Imaginar un futuro

logo-expo

Pamela Castillo's proposal forces modernity to take a step back. That modernity that was "made concrete" and became cement by establishing a reticular checkerboard, and implanted a fiction of order.

One of the principles of permaculture is that "wealth is on the margins", and following that guideline is that the "Imagining a future" project investigates the urban peripheries, full of "gaps of modernity". Research on ancient forms, techniques and materials becomes a possibility to activate a future that eludes dystopia. It is an invitation to subvert the modern order that characterizes as "less civilized" what is ancestral, capable of altering the linear vision of progressive time, placing itself precisely in the possibility of a future: a distorted temporality.

Likewise, Pamela Castillo's work draws on the reflections of feminist urbanism, which questions the hierarchy of public space, and its transfer and reflection to the private space. In fact, it is possible that the sharp distinction between public and private is nothing more than a consequence of the patriarchal distribution of space, called into question by the affirmative nature of nature itself, which invades and hacks the impositions of concrete.

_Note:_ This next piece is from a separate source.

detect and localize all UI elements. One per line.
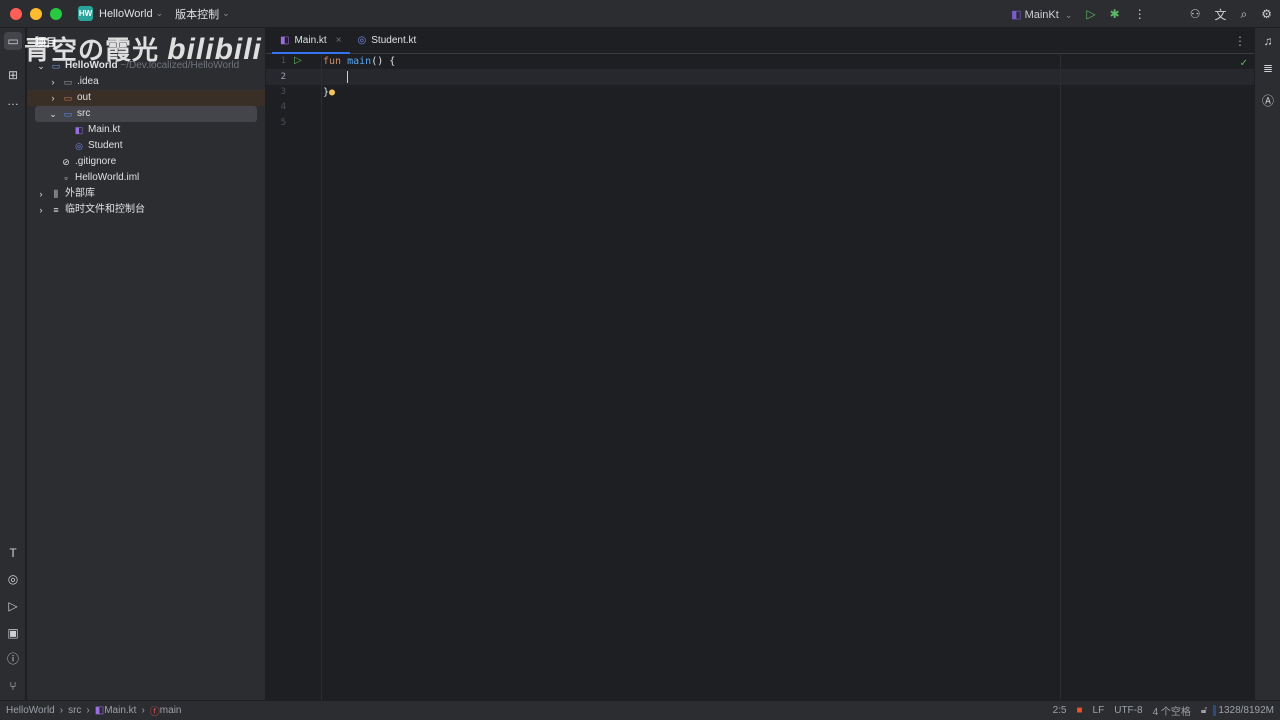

The discourse of this project, which is not only a website but also a pedagogical project and a series of interventions in the public space, should not be read in an environmentalist key or in alliance with green capitalism, but from a critical perspective that seeks to transform the western ways of colonizing space, which establishes differences and hierarchies in the form of binomials: between private and public, between inside and outside, between center and periphery.

In short, Pamela Castillo's project is an invitation to think about living from a material perspective, which incorporates as much the foundations of our subjectivity as the ways in which we organize ourselves communally.